I remember my father's clear and confident voice as he announced himself on the air waves, "This is W 1 High Voltage Nick." Daddy loved to talk on his Ham radio. He used a hand-held transmitter with a button on it and a long curly cord looping down to the box under the dashboard of his station wagon. He'd hold the device near his mouth, press the button, and talk into it. "Calling CQ CQ CQ."
He probably also had radio equipment in the house, but my strongest memories are of the mobile unit. I watched and listened while riding beside him in the car. It sounded like "seek you, seek you, seek you." That is exactly what he was doing, seeking out someone in the invisible radio-land who might want to talk with him at that moment. "Calling CQ and waiting for a call."
It was a game with a language of its own, which I barely understood. But the patter of it became familiar, the sing-song repetition of cryptic phrases that composed a conversation between Hams, the amateur radio operators. "K Please." "Over."
How many callers could he find? How far away were they? How well was his radio working? "Thanks for the call." "So how do you copy?" As an electrical engineer, Nick liked tinkering with and improving his equipment. Could he get a good signal from a far-distant location? One day he was excited that he had reached someone in Russia, another day Germany. He had a collection of postcards displaying call signs from other Ham operators, evidence of long-distance connections made.
Much of the activity, however, was local. He volunteered regularly for Civil Defense exercises in Danvers. I heard many stories of the Monday nights practices. Hidden transmitter hunts were his favorites, judging by the twinkle in his eye as he told of the adventures. One ham would hide his car and transmit signals while the others tried – using the radio transmissions – to locate him. Nick often won these hide-and-seek contests, especially when it was his turn to hide. You might think it hard to hide a whole station wagon, especially one transmitting radio signals and required to be within the boundaries of Danvers. Not so. Nick enjoyed selecting clever locations. The huge gravel pit north of our hill worked well (blocking signals on south side), as did a spit of land in Danversport accessible only from Peabody, but with strong signals directly across the river in Danvers. High Voltage Nick was actively transmitting, but could not be found within the allotted time. He relished telling these tales.

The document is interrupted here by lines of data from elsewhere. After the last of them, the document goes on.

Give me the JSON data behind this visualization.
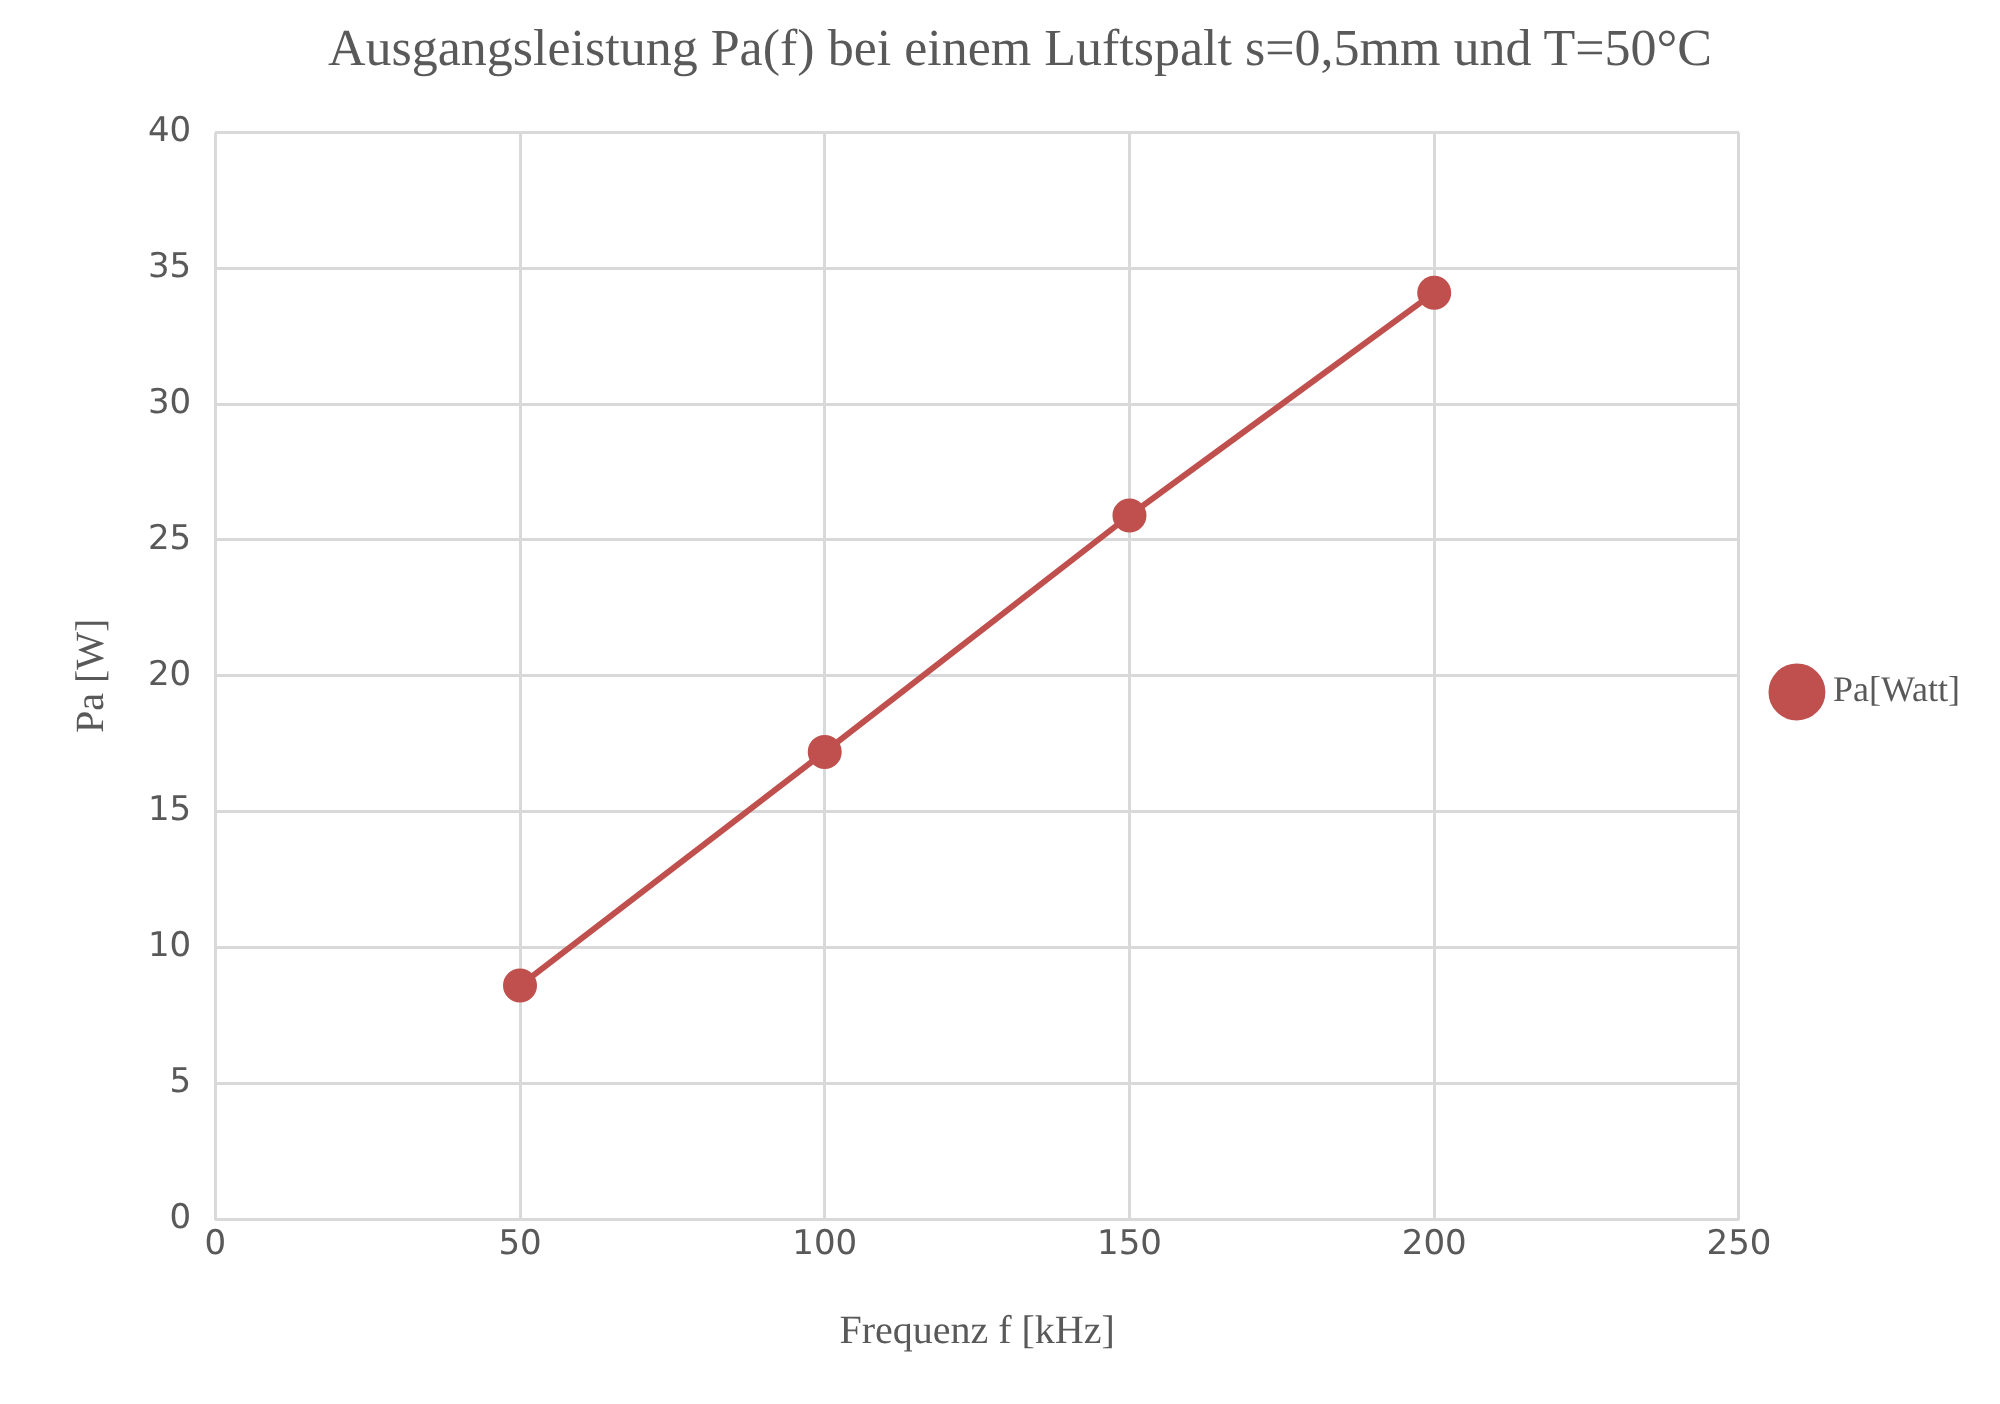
{
  "chart_data": {
    "type": "line",
    "title": "Ausgangsleistung Pa(f) bei einem Luftspalt s=0,5mm und T=50°C",
    "xlabel": "Frequenz f [kHz]",
    "ylabel": "Pa [W]",
    "x": [
      50,
      100,
      150,
      200
    ],
    "series": [
      {
        "name": "Pa[Watt]",
        "color": "#c0504d",
        "values": [
          8.6,
          17.2,
          25.9,
          34.1
        ]
      }
    ],
    "xlim": [
      0,
      250
    ],
    "xticks": [
      0,
      50,
      100,
      150,
      200,
      250
    ],
    "ylim": [
      0,
      40
    ],
    "yticks": [
      0,
      5,
      10,
      15,
      20,
      25,
      30,
      35,
      40
    ],
    "grid": true,
    "legend": "right",
    "marker": "circle",
    "line_style": "solid"
  }
}
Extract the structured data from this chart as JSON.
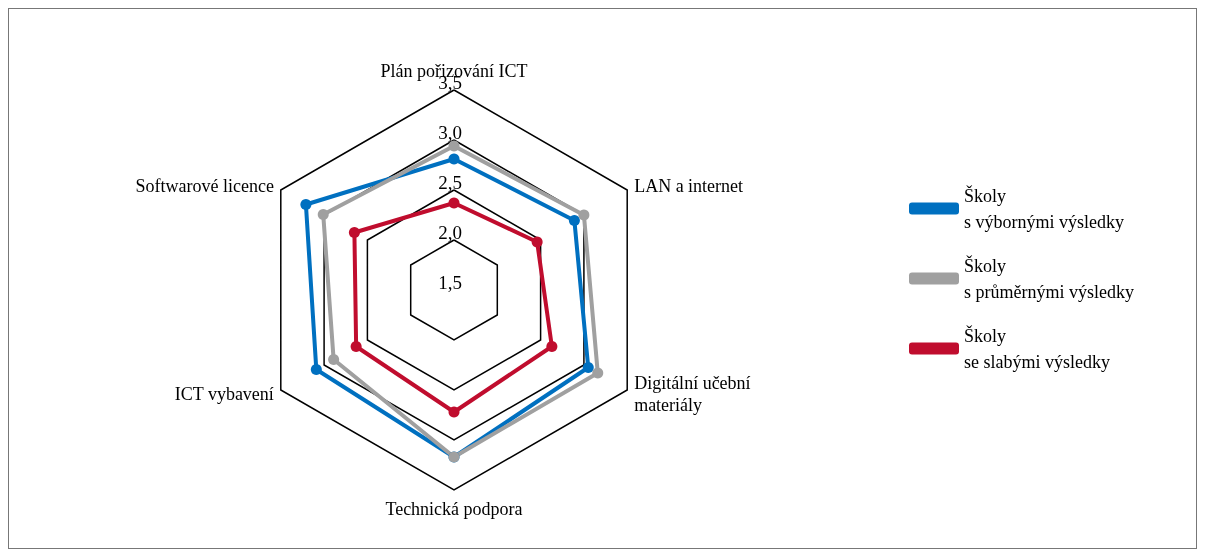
{
  "chart_data": {
    "type": "radar",
    "categories": [
      "Plán pořizování ICT",
      "LAN a internet",
      "Digitální učební\nmateriály",
      "Technická podpora",
      "ICT vybavení",
      "Softwarové licence"
    ],
    "ylim": [
      1.5,
      3.5
    ],
    "yticks": [
      {
        "value": 1.5,
        "label": "1,5"
      },
      {
        "value": 2.0,
        "label": "2,0"
      },
      {
        "value": 2.5,
        "label": "2,5"
      },
      {
        "value": 3.0,
        "label": "3,0"
      },
      {
        "value": 3.5,
        "label": "3,5"
      }
    ],
    "series": [
      {
        "name": "Školy\ns výbornými výsledky",
        "color": "#0070c0",
        "values": [
          2.81,
          2.89,
          3.05,
          3.17,
          3.09,
          3.21
        ]
      },
      {
        "name": "Školy\ns průměrnými výsledky",
        "color": "#a0a0a0",
        "values": [
          2.94,
          3.0,
          3.16,
          3.17,
          2.89,
          3.01
        ]
      },
      {
        "name": "Školy\nse slabými výsledky",
        "color": "#c00d2e",
        "values": [
          2.37,
          2.46,
          2.63,
          2.72,
          2.63,
          2.65
        ]
      }
    ],
    "grid": true,
    "legend": "right",
    "marker": "circle",
    "line_style": "solid"
  }
}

Beyond the fun and games, Ham operators performed important services. Nick was proud whenever Ham operators helped in emergencies or at public service events, using their skill and equipment to relay messages. Remember that this started long before cellphones became common. My father's mobile unit and his Amateur Radio license allowed him to participate in a very useful, alternative, communication network. This network still continues today. The North Shore Radio Association (www.nsradio.org) holds monthly meetings and helps provide radio communication for public service events in Essex County.